The more stakeholder engagement, support and funding the IG program gets, the better and faster it can be done. Maintaining and advancing the IG program will require keeping a high level of organizational awareness and engagement.
What are the skills of information governance?
Ability to identify, understand and clearly explain principles of data protection and in- formation governance legislation.4. Excellent communication skills including written and verbal skills – able to communicate clearly and effectively with others and influence positive changes.5.
What is information governance simplified?
How information governance influences data privacy and security – Information governance is a set of policies, procedures, and practices that organizations use to manage the collection, storage, and use of information. It is designed to ensure that information is managed responsibly, securely, and in compliance with applicable laws and regulations.
By being mindful of data privacy and security, information governance can help organizations protect the data they possess from unauthorized access, ensure its accuracy and integrity, and reduce the risk of data breaches and other malicious activities. Information governance also helps organizations comply with their obligations under the relevant data privacy and security regulations, such as the General Data Protection Regulation (GDPR) and the California Consumer Privacy Act (CCPA).
Effective information governance can help organizations maintain the trust of their customers and other stakeholders by demonstrating their commitment to protecting the data they possess and ensuring it is handled in a secure and responsible manner.
How many key areas of information governance are there?
This self-assessment tool covers the five key aspects of information governance as it relates to personal health information including: information governance management privacy and confidentiality data quality information security secondary use of information.
What are the five domains of IT governance?
The five domains of IT governance Value delivery. Strategic alignment. Performance management. Resource management.
What is good governance with example?
About good governance Governance refers to all processes of governing, the institutions, processes and practices through which issues of common concern are decided upon and regulated. Good governance adds a normative or evaluative attribute to the process of governing.

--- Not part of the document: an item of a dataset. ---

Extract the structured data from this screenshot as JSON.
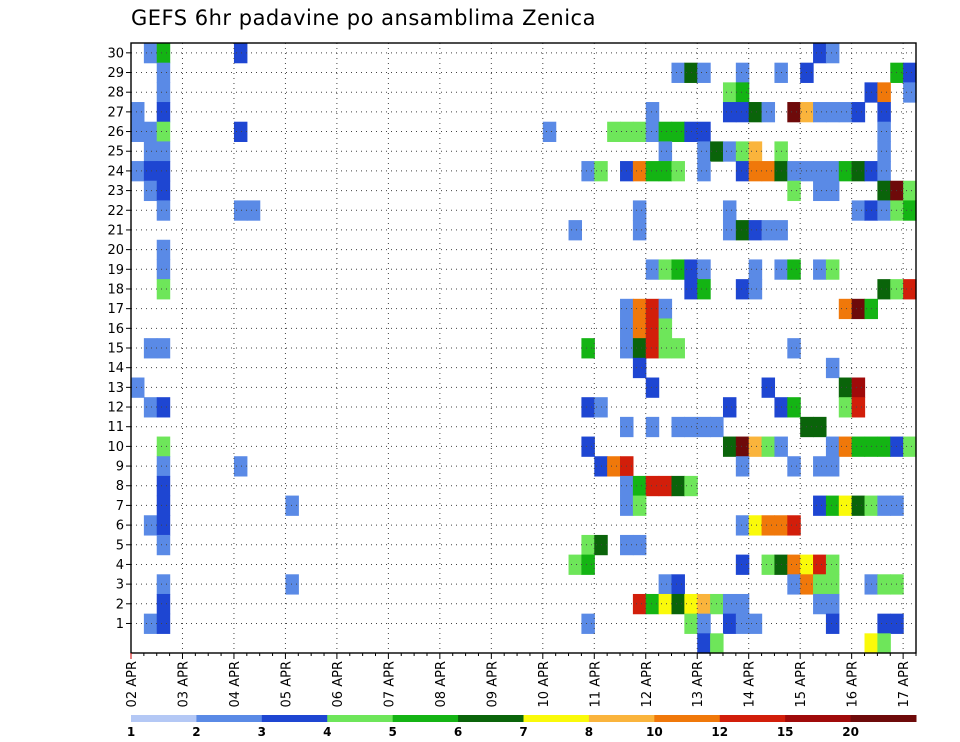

From a human rights perspective it refers primarily to the process whereby public institutions conduct public affairs, manage public resources and guarantee the realisation of human rights. While there is no internationally agreed definition of ‘good governance’, it may span the following topics: full respect of human rights, the rule of law, effective participation, multi-actor partnerships, political pluralism, transparent and accountable processes and institutions, an efficient and effective public sector, legitimacy, access to knowledge, information and education, political empowerment of people, equity, sustainability, and attitudes and values that foster responsibility, solidarity and tolerance.
In summary, good governance relates to the political and institutional processes and outcomes that are necessary to achieve the goals of development. The true test of ‘good’ governance is the degree to which it delivers on the promise of human rights: civil, cultural, economic, political and social rights.